Bir yere “Kadın elinin değmesi” diye bir tabir vardır. Bunun anlamı; kadının ayrıntılara hâkim olması, ince düşünmesi, duygusal bakması, romantik geçişlere yer vermesi, mekânın ruhunu yakalamada hızlı olması, materyalist düşünceden erkeğe oranla daha uzak olması, tasarım sürecine yansımaktadır. İşte bu yüzdendir ki kadın mimarların tasarladığı mekânlar başkadır. Mesela dar, küçük bir mutfak yapmaz bir kadın mimar, bilir ki o mutfakta kadının ömrü geçiyor, evdeki vaktinin çoğunu mutfakta geçiriyor. Bu yüzden de yaşam alanının kalbi olan mutfağı geniş ve olabildiğince kullanışlı yapar ki mekâna huzur versin, darlık vermesin.

İNCE DETAYLAR

Sadece konut alanlarında değil diğer yapı tasarımlarında da kadın elinin değdiğini ince detaylardan, kıvrımlı köşelerden, süslü balkon ve çatılardan, dantel gibi işlenmiş saçaklardan, bahçe düzenlemelerinden vs. anlayabiliriz.
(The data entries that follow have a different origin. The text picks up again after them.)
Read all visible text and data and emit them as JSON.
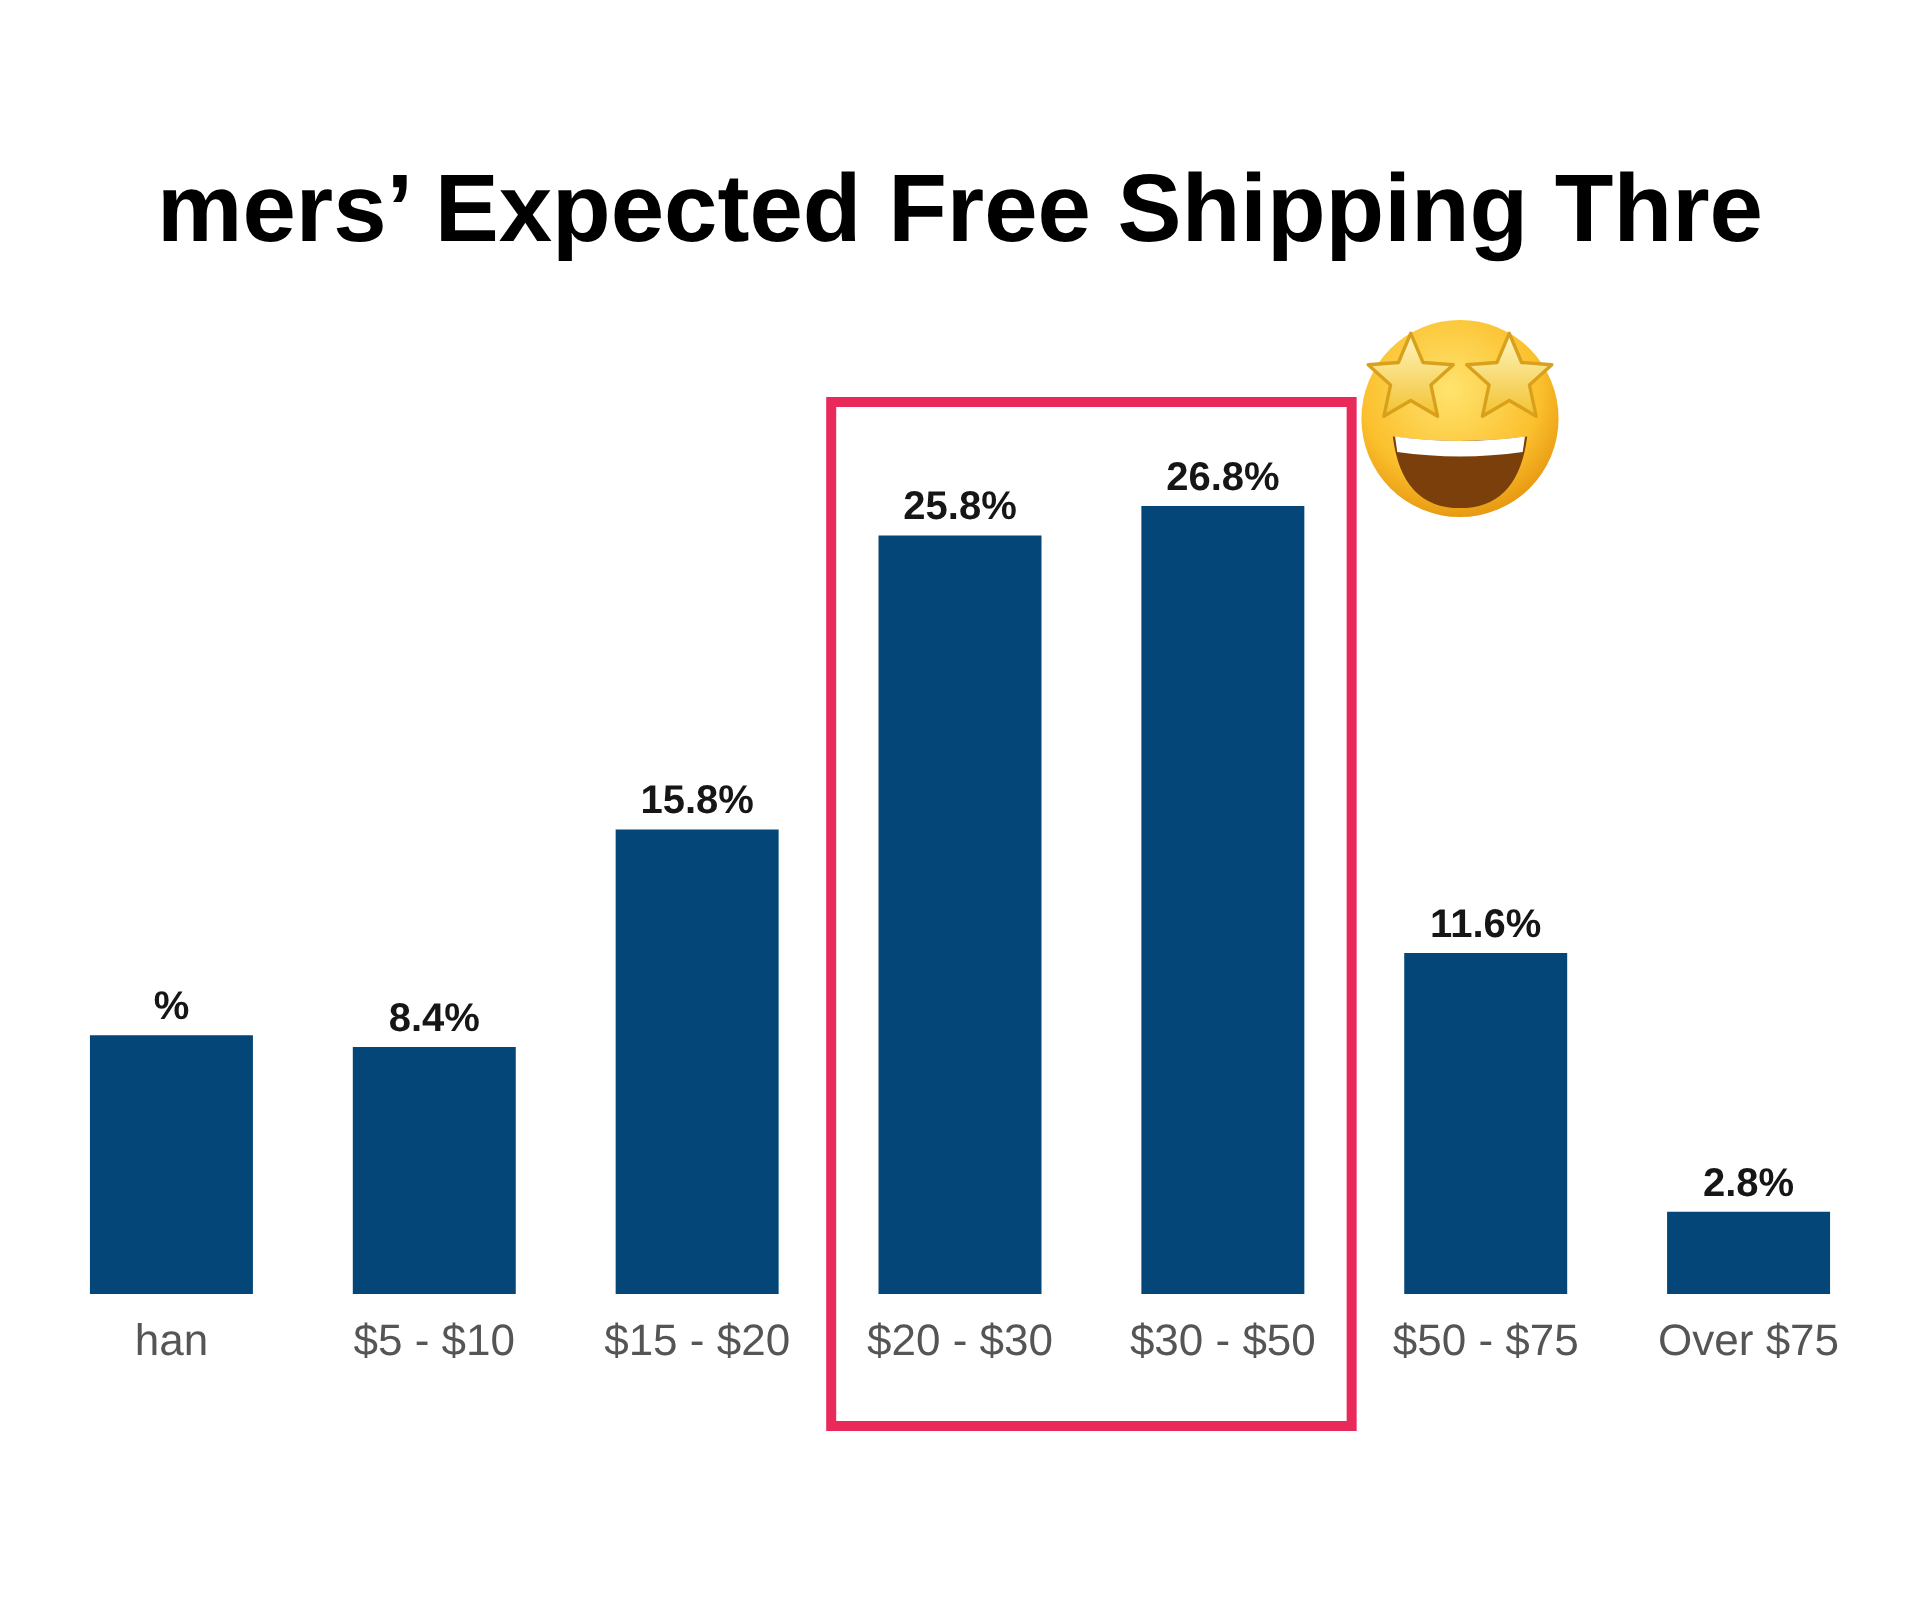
{
  "chart_data": {
    "type": "bar",
    "title": "mers’ Expected Free Shipping Thre",
    "categories": [
      "han",
      "$5 - $10",
      "$15 - $20",
      "$20 - $30",
      "$30 - $50",
      "$50 - $75",
      "Over $75"
    ],
    "values": [
      8.8,
      8.4,
      15.8,
      25.8,
      26.8,
      11.6,
      2.8
    ],
    "value_labels": [
      "%",
      "8.4%",
      "15.8%",
      "25.8%",
      "26.8%",
      "11.6%",
      "2.8%"
    ],
    "color": "#034677"
  }
}
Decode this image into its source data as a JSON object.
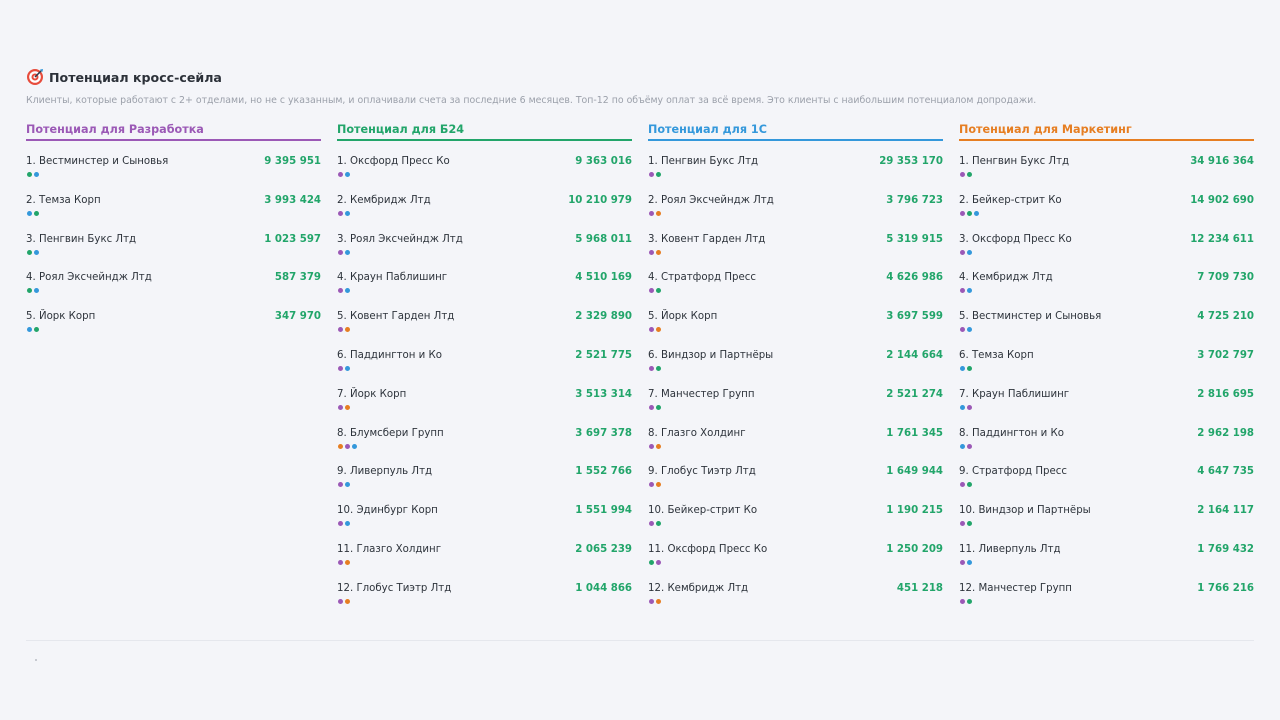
{
  "header": {
    "title": "Потенциал кросс-сейла",
    "subtitle": "Клиенты, которые работают с 2+ отделами, но не с указанным, и оплачивали счета за последние 6 месяцев. Топ-12 по объёму оплат за всё время. Это клиенты с наибольшим потенциалом допродажи.",
    "icon": "target-icon"
  },
  "dot_colors": {
    "purple": "#9b59b6",
    "green": "#22a56a",
    "blue": "#3498db",
    "orange": "#e67e22",
    "teal": "#16a085"
  },
  "columns": [
    {
      "title": "Потенциал для Разработка",
      "color": "#9b59b6",
      "rows": [
        {
          "name": "1. Вестминстер и Сыновья",
          "value": "9 395 951",
          "dots": [
            "#22a56a",
            "#3498db"
          ]
        },
        {
          "name": "2. Темза Корп",
          "value": "3 993 424",
          "dots": [
            "#3498db",
            "#22a56a"
          ]
        },
        {
          "name": "3. Пенгвин Букс Лтд",
          "value": "1 023 597",
          "dots": [
            "#22a56a",
            "#3498db"
          ]
        },
        {
          "name": "4. Роял Эксчейндж Лтд",
          "value": "587 379",
          "dots": [
            "#22a56a",
            "#3498db"
          ]
        },
        {
          "name": "5. Йорк Корп",
          "value": "347 970",
          "dots": [
            "#3498db",
            "#22a56a"
          ]
        }
      ]
    },
    {
      "title": "Потенциал для Б24",
      "color": "#22a56a",
      "rows": [
        {
          "name": "1. Оксфорд Пресс Ко",
          "value": "9 363 016",
          "dots": [
            "#9b59b6",
            "#3498db"
          ]
        },
        {
          "name": "2. Кембридж Лтд",
          "value": "10 210 979",
          "dots": [
            "#9b59b6",
            "#3498db"
          ]
        },
        {
          "name": "3. Роял Эксчейндж Лтд",
          "value": "5 968 011",
          "dots": [
            "#9b59b6",
            "#3498db"
          ]
        },
        {
          "name": "4. Краун Паблишинг",
          "value": "4 510 169",
          "dots": [
            "#9b59b6",
            "#3498db"
          ]
        },
        {
          "name": "5. Ковент Гарден Лтд",
          "value": "2 329 890",
          "dots": [
            "#9b59b6",
            "#e67e22"
          ]
        },
        {
          "name": "6. Паддингтон и Ко",
          "value": "2 521 775",
          "dots": [
            "#9b59b6",
            "#3498db"
          ]
        },
        {
          "name": "7. Йорк Корп",
          "value": "3 513 314",
          "dots": [
            "#9b59b6",
            "#e67e22"
          ]
        },
        {
          "name": "8. Блумсбери Групп",
          "value": "3 697 378",
          "dots": [
            "#e67e22",
            "#9b59b6",
            "#3498db"
          ]
        },
        {
          "name": "9. Ливерпуль Лтд",
          "value": "1 552 766",
          "dots": [
            "#9b59b6",
            "#3498db"
          ]
        },
        {
          "name": "10. Эдинбург Корп",
          "value": "1 551 994",
          "dots": [
            "#9b59b6",
            "#3498db"
          ]
        },
        {
          "name": "11. Глазго Холдинг",
          "value": "2 065 239",
          "dots": [
            "#9b59b6",
            "#e67e22"
          ]
        },
        {
          "name": "12. Глобус Тиэтр Лтд",
          "value": "1 044 866",
          "dots": [
            "#9b59b6",
            "#e67e22"
          ]
        }
      ]
    },
    {
      "title": "Потенциал для 1С",
      "color": "#3498db",
      "rows": [
        {
          "name": "1. Пенгвин Букс Лтд",
          "value": "29 353 170",
          "dots": [
            "#9b59b6",
            "#22a56a"
          ]
        },
        {
          "name": "2. Роял Эксчейндж Лтд",
          "value": "3 796 723",
          "dots": [
            "#9b59b6",
            "#e67e22"
          ]
        },
        {
          "name": "3. Ковент Гарден Лтд",
          "value": "5 319 915",
          "dots": [
            "#9b59b6",
            "#e67e22"
          ]
        },
        {
          "name": "4. Стратфорд Пресс",
          "value": "4 626 986",
          "dots": [
            "#9b59b6",
            "#22a56a"
          ]
        },
        {
          "name": "5. Йорк Корп",
          "value": "3 697 599",
          "dots": [
            "#9b59b6",
            "#e67e22"
          ]
        },
        {
          "name": "6. Виндзор и Партнёры",
          "value": "2 144 664",
          "dots": [
            "#9b59b6",
            "#22a56a"
          ]
        },
        {
          "name": "7. Манчестер Групп",
          "value": "2 521 274",
          "dots": [
            "#9b59b6",
            "#22a56a"
          ]
        },
        {
          "name": "8. Глазго Холдинг",
          "value": "1 761 345",
          "dots": [
            "#9b59b6",
            "#e67e22"
          ]
        },
        {
          "name": "9. Глобус Тиэтр Лтд",
          "value": "1 649 944",
          "dots": [
            "#9b59b6",
            "#e67e22"
          ]
        },
        {
          "name": "10. Бейкер-стрит Ко",
          "value": "1 190 215",
          "dots": [
            "#9b59b6",
            "#22a56a"
          ]
        },
        {
          "name": "11. Оксфорд Пресс Ко",
          "value": "1 250 209",
          "dots": [
            "#22a56a",
            "#9b59b6"
          ]
        },
        {
          "name": "12. Кембридж Лтд",
          "value": "451 218",
          "dots": [
            "#9b59b6",
            "#e67e22"
          ]
        }
      ]
    },
    {
      "title": "Потенциал для Маркетинг",
      "color": "#e67e22",
      "rows": [
        {
          "name": "1. Пенгвин Букс Лтд",
          "value": "34 916 364",
          "dots": [
            "#9b59b6",
            "#22a56a"
          ]
        },
        {
          "name": "2. Бейкер-стрит Ко",
          "value": "14 902 690",
          "dots": [
            "#9b59b6",
            "#22a56a",
            "#3498db"
          ]
        },
        {
          "name": "3. Оксфорд Пресс Ко",
          "value": "12 234 611",
          "dots": [
            "#9b59b6",
            "#3498db"
          ]
        },
        {
          "name": "4. Кембридж Лтд",
          "value": "7 709 730",
          "dots": [
            "#9b59b6",
            "#3498db"
          ]
        },
        {
          "name": "5. Вестминстер и Сыновья",
          "value": "4 725 210",
          "dots": [
            "#9b59b6",
            "#3498db"
          ]
        },
        {
          "name": "6. Темза Корп",
          "value": "3 702 797",
          "dots": [
            "#3498db",
            "#22a56a"
          ]
        },
        {
          "name": "7. Краун Паблишинг",
          "value": "2 816 695",
          "dots": [
            "#3498db",
            "#9b59b6"
          ]
        },
        {
          "name": "8. Паддингтон и Ко",
          "value": "2 962 198",
          "dots": [
            "#3498db",
            "#9b59b6"
          ]
        },
        {
          "name": "9. Стратфорд Пресс",
          "value": "4 647 735",
          "dots": [
            "#9b59b6",
            "#22a56a"
          ]
        },
        {
          "name": "10. Виндзор и Партнёры",
          "value": "2 164 117",
          "dots": [
            "#9b59b6",
            "#22a56a"
          ]
        },
        {
          "name": "11. Ливерпуль Лтд",
          "value": "1 769 432",
          "dots": [
            "#9b59b6",
            "#3498db"
          ]
        },
        {
          "name": "12. Манчестер Групп",
          "value": "1 766 216",
          "dots": [
            "#9b59b6",
            "#22a56a"
          ]
        }
      ]
    }
  ]
}
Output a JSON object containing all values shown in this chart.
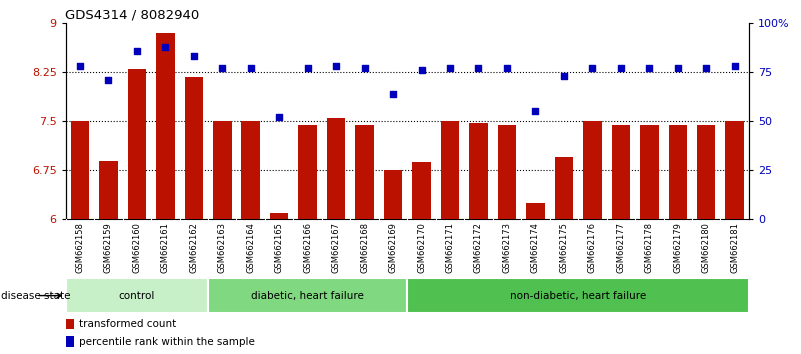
{
  "title": "GDS4314 / 8082940",
  "samples": [
    "GSM662158",
    "GSM662159",
    "GSM662160",
    "GSM662161",
    "GSM662162",
    "GSM662163",
    "GSM662164",
    "GSM662165",
    "GSM662166",
    "GSM662167",
    "GSM662168",
    "GSM662169",
    "GSM662170",
    "GSM662171",
    "GSM662172",
    "GSM662173",
    "GSM662174",
    "GSM662175",
    "GSM662176",
    "GSM662177",
    "GSM662178",
    "GSM662179",
    "GSM662180",
    "GSM662181"
  ],
  "bar_values": [
    7.5,
    6.9,
    8.3,
    8.85,
    8.18,
    7.5,
    7.5,
    6.1,
    7.45,
    7.55,
    7.45,
    6.75,
    6.88,
    7.5,
    7.48,
    7.45,
    6.25,
    6.95,
    7.5,
    7.45,
    7.45,
    7.45,
    7.45,
    7.5
  ],
  "dot_values": [
    78,
    71,
    86,
    88,
    83,
    77,
    77,
    52,
    77,
    78,
    77,
    64,
    76,
    77,
    77,
    77,
    55,
    73,
    77,
    77,
    77,
    77,
    77,
    78
  ],
  "groups": [
    {
      "label": "control",
      "start": 0,
      "end": 5,
      "color": "#c8f0c8"
    },
    {
      "label": "diabetic, heart failure",
      "start": 5,
      "end": 12,
      "color": "#80d880"
    },
    {
      "label": "non-diabetic, heart failure",
      "start": 12,
      "end": 24,
      "color": "#50c050"
    }
  ],
  "ylim_left": [
    6.0,
    9.0
  ],
  "ylim_right": [
    0,
    100
  ],
  "yticks_left": [
    6.0,
    6.75,
    7.5,
    8.25,
    9.0
  ],
  "ytick_labels_left": [
    "6",
    "6.75",
    "7.5",
    "8.25",
    "9"
  ],
  "yticks_right": [
    0,
    25,
    50,
    75,
    100
  ],
  "ytick_labels_right": [
    "0",
    "25",
    "50",
    "75",
    "100%"
  ],
  "bar_color": "#bb1100",
  "dot_color": "#0000bb",
  "hline_values": [
    6.75,
    7.5,
    8.25
  ],
  "legend_bar_label": "transformed count",
  "legend_dot_label": "percentile rank within the sample",
  "disease_state_label": "disease state",
  "bg_color": "#ffffff",
  "tick_bg_color": "#c8c8c8"
}
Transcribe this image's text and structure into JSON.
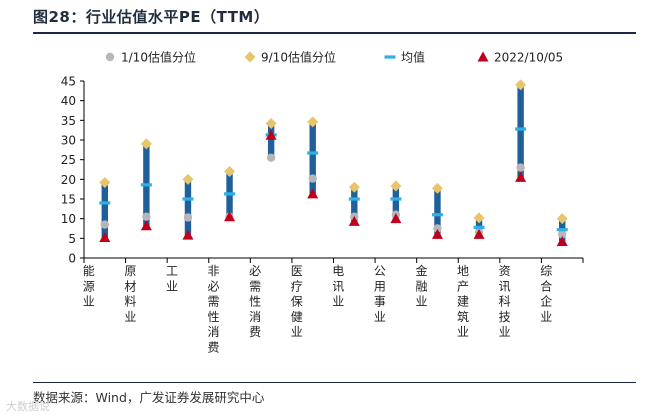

Bu yüzdendir ki bir mekânda koyu renk ve aşırı sade bir düzen hâkim olduğunda o mekân “Maskülen mekân” yani eril mekân olarak tasvir edilir. Yine bu yüzdendir ki mekânın ve yapının tasarımlarında ortaya çıkan ve sadelik karşıtı olan canlı-hareketli-çok renkli-detaylı-süslü tarzlar feminen tarz olarak addedilir. Sonuç olarak “Yuvayı dişi kuş yapar” ama yuvanın mimarının ismi olarak kadın mimarlar henüz isim hakkını elde etmede zorluk yaşamaktadır. Dünyada olduğu gibi Türkiye’de de kadın mimar sayısı giderek artmakta ama kadınların kentlerin oluşumu, planların fiziksel işleyişi ilgili sorumluluk almada aynı artış olmamaktadır maalesef. Hâlbuki mekânda hem bir anne hem de kullanıcı olarak daha çok bulunan kadının profesyonel anlamda deneyimlerini ve düşüncelerini mimariye aktarması toplum adına büyük bir fayda sağlayacaktır.